Last week, Chapman appeared on The Dr. Oz Show, where host Dr. Mahmet Oz showed the results of a recent lung scan, which showed Chapman’s pulmonary embolism, a blockage in the lung’s arteries. Oz said the results “really alarmed me and I was fearful of this.”

“You see how this normal artery here has little white middle part? But this one has a little piece missing out of it. You notice it’s white on the outside but the middle is like an eclipse, real black,” Oz explained. “That’s a piece of blood clot, that is actually inside the arteries of your lungs. That’s called a pulmonary embolism.”
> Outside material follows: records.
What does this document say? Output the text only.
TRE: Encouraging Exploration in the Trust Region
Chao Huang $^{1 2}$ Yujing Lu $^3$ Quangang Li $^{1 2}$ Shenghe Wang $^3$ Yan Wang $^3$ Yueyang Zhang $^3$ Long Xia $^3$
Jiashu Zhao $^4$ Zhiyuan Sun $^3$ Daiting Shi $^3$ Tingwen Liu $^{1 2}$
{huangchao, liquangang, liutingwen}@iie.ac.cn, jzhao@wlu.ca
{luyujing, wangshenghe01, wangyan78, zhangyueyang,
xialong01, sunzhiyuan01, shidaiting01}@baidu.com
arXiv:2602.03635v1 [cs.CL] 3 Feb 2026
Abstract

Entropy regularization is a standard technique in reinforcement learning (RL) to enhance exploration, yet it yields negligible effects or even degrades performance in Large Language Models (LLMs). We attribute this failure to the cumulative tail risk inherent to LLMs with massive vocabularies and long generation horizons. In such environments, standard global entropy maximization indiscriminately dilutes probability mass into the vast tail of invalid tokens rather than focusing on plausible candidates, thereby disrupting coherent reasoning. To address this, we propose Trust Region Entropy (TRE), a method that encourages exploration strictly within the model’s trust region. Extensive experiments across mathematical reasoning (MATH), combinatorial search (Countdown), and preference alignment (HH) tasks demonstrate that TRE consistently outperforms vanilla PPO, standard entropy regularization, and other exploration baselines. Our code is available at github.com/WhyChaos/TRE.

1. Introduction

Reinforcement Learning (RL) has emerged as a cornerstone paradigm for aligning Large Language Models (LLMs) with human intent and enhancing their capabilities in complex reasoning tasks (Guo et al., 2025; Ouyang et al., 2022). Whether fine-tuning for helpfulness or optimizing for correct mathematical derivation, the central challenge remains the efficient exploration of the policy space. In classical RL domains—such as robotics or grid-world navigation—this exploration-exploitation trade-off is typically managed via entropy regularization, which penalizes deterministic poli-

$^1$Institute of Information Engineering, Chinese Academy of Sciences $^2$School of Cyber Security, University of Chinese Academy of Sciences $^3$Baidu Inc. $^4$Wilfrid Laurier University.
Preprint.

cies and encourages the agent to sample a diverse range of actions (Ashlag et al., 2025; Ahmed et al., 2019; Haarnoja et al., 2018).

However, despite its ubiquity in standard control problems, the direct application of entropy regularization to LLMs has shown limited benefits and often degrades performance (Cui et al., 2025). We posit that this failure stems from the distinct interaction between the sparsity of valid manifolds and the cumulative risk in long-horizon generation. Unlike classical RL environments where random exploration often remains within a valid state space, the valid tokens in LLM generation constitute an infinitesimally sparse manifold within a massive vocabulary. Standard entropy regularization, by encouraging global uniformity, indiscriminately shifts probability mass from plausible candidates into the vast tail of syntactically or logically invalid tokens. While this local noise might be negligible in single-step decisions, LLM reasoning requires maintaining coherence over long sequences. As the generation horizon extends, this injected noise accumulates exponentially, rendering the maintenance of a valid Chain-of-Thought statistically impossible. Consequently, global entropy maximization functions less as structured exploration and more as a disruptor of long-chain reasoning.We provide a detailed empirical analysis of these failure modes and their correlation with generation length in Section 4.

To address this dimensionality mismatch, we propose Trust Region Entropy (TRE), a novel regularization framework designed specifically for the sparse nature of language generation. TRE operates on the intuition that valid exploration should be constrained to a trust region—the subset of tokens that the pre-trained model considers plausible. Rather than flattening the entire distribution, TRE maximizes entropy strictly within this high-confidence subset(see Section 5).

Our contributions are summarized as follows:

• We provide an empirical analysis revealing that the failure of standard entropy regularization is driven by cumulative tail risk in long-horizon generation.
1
Prior to Beth’s death, Chapman and his family filmed a full season of Dog’s Most Wanted for WGN America. In the season finale, Chapman admitted he considered taking his own life after his wife died.

“I feel like if I did something to myself right now and passed away, suicidal, and I got to heaven, I’d go, ‘Hi, honey!’ and she’d be like, would she go, ‘You dumb ass, why did you do that?’ or would she go, ‘Wow, you’re here!’” Chapman told the cameras just hours after Beth died.

The episode also revealed how the Chapmans decided to take Beth off life support after she was put in a medically induced coma. Her doctors told Chapman she would only live another hour, but she remarkably lived another day.

“They said to me, ‘Do you know how strong of a wife you’ve got?’ and I went ‘Duh!’” Chapman told the cameras. “At 5:30 she said she’s starting to breathe slow. Then they called me right back and said ‘Dog, she stopped breathing. And I’m like, can I make it there in time? I’m 15 minutes away. ‘No.’ So 5:36, she was pronounced passed away.”